The proposed study will provide valuable
insight about the inequities experienced by Black children and caregivers and
will lead to improved methods for addressing health disparities. This work will
support the efforts of the MedStar Health Research Institute’s Health Equity
Plan to promote justice for marginalized communities and to dismantle
structural racism across the spectrum of bias and discrimination
Investigator: Charlotte Gamble,
MD, MPH
Research Project: Racial Inequity in Endometrial Cancer Diagnosis, Treatment, and Outcomes
in Washington, D.C.- A Mixed Methods Study
Endometrial
cancer has the second widest Black/White racial disparity in 5 year mortality
of all cancers affecting people in the United States at 20% -- second only to
Melanoma at 26%. Rates of endometrial cancers are increasing, yet the mortality
gap remains unchanged. In order to design successful multi-level interventions
that eliminate the systematic inequity that culminates in this massive survival
gap, it is essential that both the patient experience as well as community and
local health system resources are leveraged appropriately.
The aims of
this study are to: 1) determine experience of black patients during diagnosis
and treatment, using semi-structured interviews; 2) quantify disparity in
receipt of surgery, chemotherapy, or radiation therapy within a single
healthcare system; and 3) map regional (DC area) disparity in diagnosis and
treatment by patient neighborhood to assess role of racial segregation in
determining referral patterns and access to cancer care.

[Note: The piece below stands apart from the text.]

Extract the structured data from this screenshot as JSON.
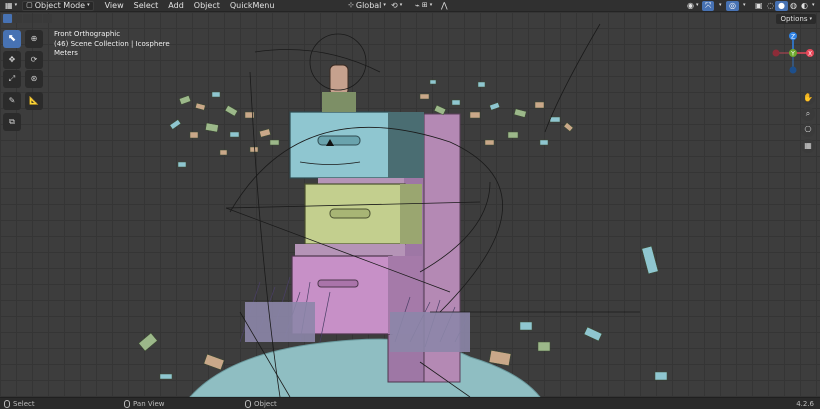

This study will lay the necessary
groundwork for designing tailored interventions that address inequity in
diagnosis and treatment of Black women with endometrial cancer. It will also
leverage the patient experience to prioritize identified gaps in provision of
care that should be targeted.
Investigator:
Joshua Reuss, MD
Research
Project: Comprehensive Assessment of the Immunobiology of Immunotherapy-Refractory
NSCLC Patients Treated on a Phase II Trial of Anti-PD-L1 Plus Anti-TIGIT Immunotherapy
with VEGF Inhibition
Anti-PD(L)1
immune checkpoint blockade (ICB) has revolutionized the frontline management of
patients with advanced non-small cell lung cancer (NSCLC) who lack actionable
driver mutations. Despite this, the majority of patients develop resistance, at
which point effective treatments are limited. The aims of this proposal are to
analyze tumor and blood specimens collected from patients prior to and during
study treatment in order to illuminate: (1) what factors in the pre-treatment
tumor microenvironment (TME) and periphery promote immune checkpoint blockade
resistance, and (2) how tiragolumab plus atezolizumab and bevacizumab (TAB) therapy acts on the TME and peripheral immune repertoire to
enhance an effective antitumor immune response.
Not only would these analyses
illuminate the underlying mechanisms of ICB resistance in advanced NSCLC, but
they would also provide supporting data to evaluate potential biomarkers of
response, as well as additional candidate treatment targets that further
invigorate an effective anti-tumor immune response. Critically, pilot data
generated from this proposal will serve as the backbone for career development
proposals that incorporate additional innovative analyses which seek to explore
the functional evolution of the anti-tumor immune response including: T-cell
receptor sequencing, neoantigen prediction, and single-cell RNA sequencing.